Uno studio linguistico condotto da Marina Nespor dell’Università di Milano Bicocca e Alan Langus della Sissa mostra che la diversità nella struttura delle frasi nelle diverse lingue del mondo non è solo un fatto di grammatica, ma anche di altri sistemi cognitivi
CRONACA – Sul nostro pianeta si parlano in totale seimila lingue. Molto diverse, anche nella struttura della frase. In italiano il soggetto va messo al primo posto, seguito dal verbo e quindi dall’oggetto. È il cosiddetto ordine SVO (soggetto-verbo-oggetto), ma questa disposizione è solo una delle due maggiormente utilizzate; l’altra, tipica del giapponese, del turco, del coreano o del basco, antepone l’oggetto al verbo (SOV).

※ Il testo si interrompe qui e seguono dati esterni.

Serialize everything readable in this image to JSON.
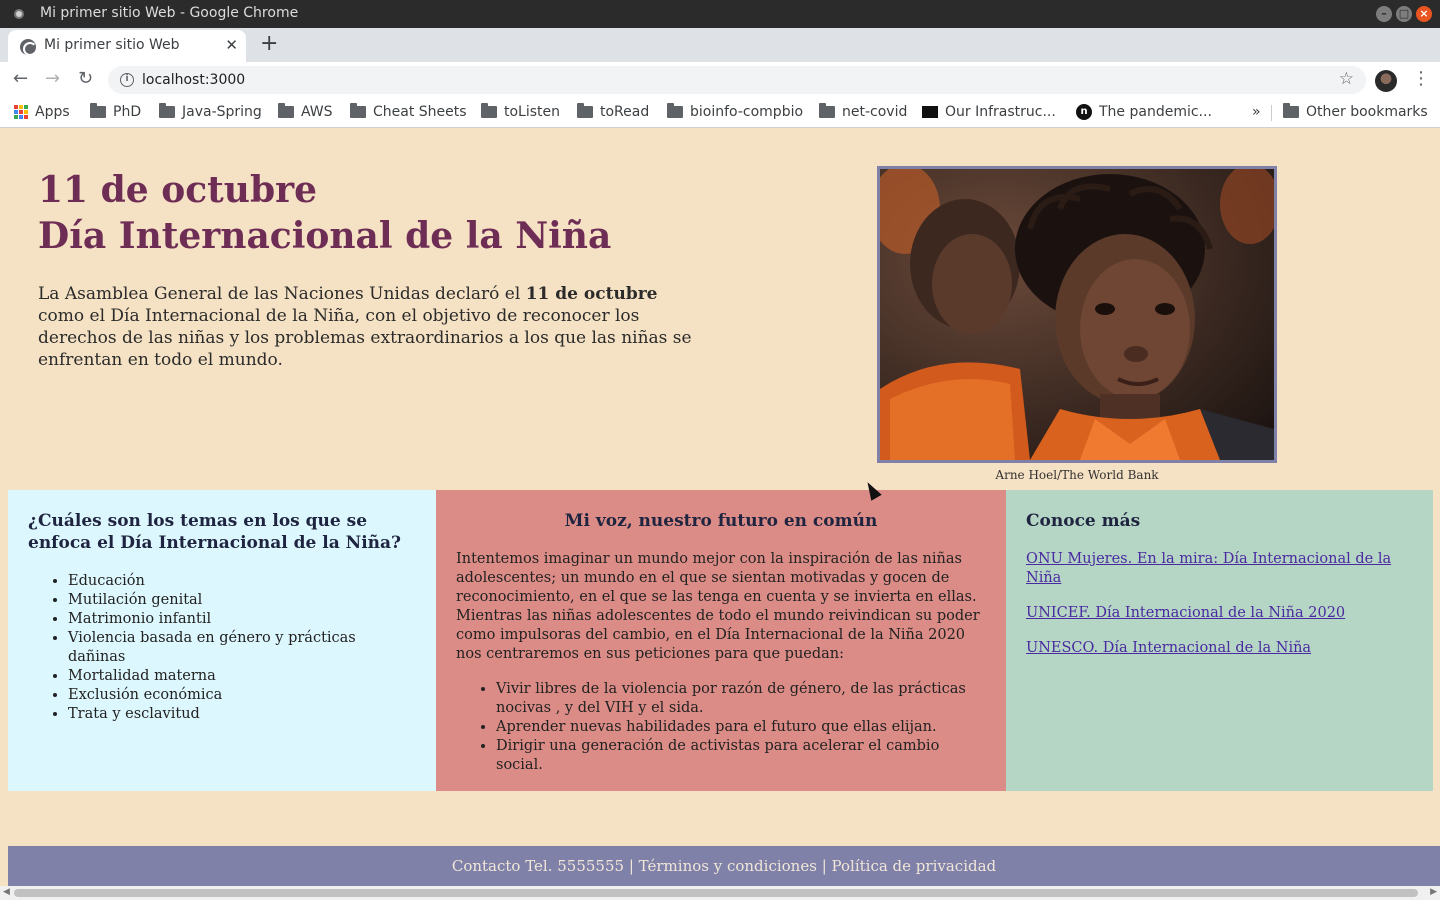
{
  "window": {
    "title": "Mi primer sitio Web - Google Chrome"
  },
  "tab": {
    "title": "Mi primer sitio Web"
  },
  "address_bar": {
    "url": "localhost:3000"
  },
  "bookmarks": [
    {
      "label": "Apps",
      "icon": "apps-grid-icon"
    },
    {
      "label": "PhD",
      "icon": "folder-icon"
    },
    {
      "label": "Java-Spring",
      "icon": "folder-icon"
    },
    {
      "label": "AWS",
      "icon": "folder-icon"
    },
    {
      "label": "Cheat Sheets",
      "icon": "folder-icon"
    },
    {
      "label": "toListen",
      "icon": "folder-icon"
    },
    {
      "label": "toRead",
      "icon": "folder-icon"
    },
    {
      "label": "bioinfo-compbio",
      "icon": "folder-icon"
    },
    {
      "label": "net-covid",
      "icon": "folder-icon"
    },
    {
      "label": "Our Infrastruc...",
      "icon": "site-favicon"
    },
    {
      "label": "The pandemic...",
      "icon": "site-favicon"
    }
  ],
  "bookmarks_overflow": "»",
  "other_bookmarks": "Other bookmarks",
  "hero": {
    "title_line1": "11 de octubre",
    "title_line2": "Día Internacional de la Niña",
    "text_before": "La Asamblea General de las Naciones Unidas declaró el ",
    "text_bold": "11 de octubre",
    "text_after": " como el Día Internacional de la Niña, con el objetivo de reconocer los derechos de las niñas y los problemas extraordinarios a los que las niñas se enfrentan en todo el mundo."
  },
  "photo": {
    "caption": "Arne Hoel/The World Bank"
  },
  "column1": {
    "heading": "¿Cuáles son los temas en los que se enfoca el Día Internacional de la Niña?",
    "items": [
      "Educación",
      "Mutilación genital",
      "Matrimonio infantil",
      "Violencia basada en género y prácticas dañinas",
      "Mortalidad materna",
      "Exclusión económica",
      "Trata y esclavitud"
    ]
  },
  "column2": {
    "heading": "Mi voz, nuestro futuro en común",
    "paragraph": "Intentemos imaginar un mundo mejor con la inspiración de las niñas adolescentes; un mundo en el que se sientan motivadas y gocen de reconocimiento, en el que se las tenga en cuenta y se invierta en ellas. Mientras las niñas adolescentes de todo el mundo reivindican su poder como impulsoras del cambio, en el Día Internacional de la Niña 2020 nos centraremos en sus peticiones para que puedan:",
    "items": [
      "Vivir libres de la violencia por razón de género, de las prácticas nocivas , y del VIH y el sida.",
      "Aprender nuevas habilidades para el futuro que ellas elijan.",
      "Dirigir una generación de activistas para acelerar el cambio social."
    ]
  },
  "column3": {
    "heading": "Conoce más",
    "links": [
      "ONU Mujeres. En la mira: Día Internacional de la Niña",
      "UNICEF. Día Internacional de la Niña 2020",
      "UNESCO. Día Internacional de la Niña"
    ]
  },
  "footer": {
    "text": "Contacto Tel. 5555555 | Términos y condiciones | Política de privacidad"
  },
  "colors": {
    "background": "#f5e1c3",
    "title": "#6e2d55",
    "col1": "#ddf7fe",
    "col2": "#dc8c86",
    "col3": "#b5d5c5",
    "footer": "#8081a8"
  }
}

Questi due sistemi, che non sono gli unici possibili, costituiscono la base per l’86% delle lingue parlate nel mondo.
E su questi si sono concentrati la linguista Marina Nespor, dell’Università di Milano Bicocca, e lo studente di dottorato Alan Langus, della Sissa, per scoprire come mai la disposizione delle parole in una frase non è la stessa in tutte le lingue e capire quindi se si tratta solo di una questione squisitamente grammaticale o invece, più in generale, di cervello. Stando ai risultati dell’innovativo studio, pubblicato su Cognitive Psychology, sembra proprio che questi due ordini siano il risultato di una lotta tra differenti sistemi cognitivi. Se, attraverso lo studio delle lingue e delle loro origini, è possibile suggerire una preferenza sintattica per l’ordine SVO, questa non spiegherebbe l’esistenza del SOV in molti altri linguaggi, ma secondo i due autori del paper è possibile dissociare la comunicazione dalla grammatica e ipotizzare che la prominenza dell’ordine SOV stia nei meccanismi cognitivi responsabili della comunicazione prelinguistica: “Disporre l’oggetto prima del verbo – spiega Marina Nespor – è l’ordine preferito per efficacia comunicativa. Mentre l’ordine SVO è preferito per ragioni di elaborazione sintattica. Il linguaggio, come altre capacità cognitive, si sarebbe evoluto da sistemi biologici preesistenti e attraverso le raffinatezze della grammatica avrebbe rafforzato il potere comunicativo. Se in un momento della storia di una lingua prevale l’efficacia comunicativa si afferma l’ordine SOV, se prevale invece l’efficacia dell’elaborazione si ha l’ordine SVO”.
Quattro diversi esperimenti hanno messo alla prova soggetti adulti di madrelingua italiana e turca. In uno degli esperimenti ai soggetti è stato chiesto di esprimere, non a parole ma a gesti, alcune vignette che descrivevano un’azione concreta. In questo caso entrambi i gruppi hanno utilizzato l’ordine soggetto-oggetto-verbo, ossia anche gli italiani, che nel parlato avrebbero detto “Valentina pesca un pesce”, nel comunicare a gesti hanno invece descritto prima gli argomenti (“Valentina” e “un pesce”) e poi illustrato l’azione (“pesca”). Ciò dimostra come l’ordine SOV sia considerato universalmente come quello prediletto dal sistema cognitivo di base della comunicazione e scelto perciò per la sua semplicità e immediatezza nella produzione di gesti, che può essere quindi considerata come un sistema prelinguistico indipendente dalla grammatica della lingua nativa dei partecipanti. “Questi esempi – precisa la Nespor – sono riconducibili all’esperienza comunicativa dei bambini sordi nati da genitori udenti (genitori che non conoscono la lingua dei segni e quindi non hanno esposto i figli a tale linguaggio, ndr): questi bambini comunicano utilizzando i gesti e ordinandoli universalmente in soggetto-oggetto-verbo”.
Spiegata la motivazione della preminenza dell’ordine SVO e SOV, resta ora da indagare come mai in altre lingue, seppur parlate da pochi o addirittura pochissimi, si sono imposte invece altre strutture che vedono il soggetto disporsi anche dopo l’oggetto o l’oggetto allontanarsi dal verbo non costituendo più un unico nucleo. Pare ci siano (anche se non sono stati fatti studi condivisi) alcune comunità che dispongono le parole all’interno delle frasi seguendo l’ordine, apparentemente bizzarro, di oggetto-soggetto-verbo (OSV), ma questo, come dice la linguista, “è un campo completamente inesplorato, dove tutto è ancora da studiare”.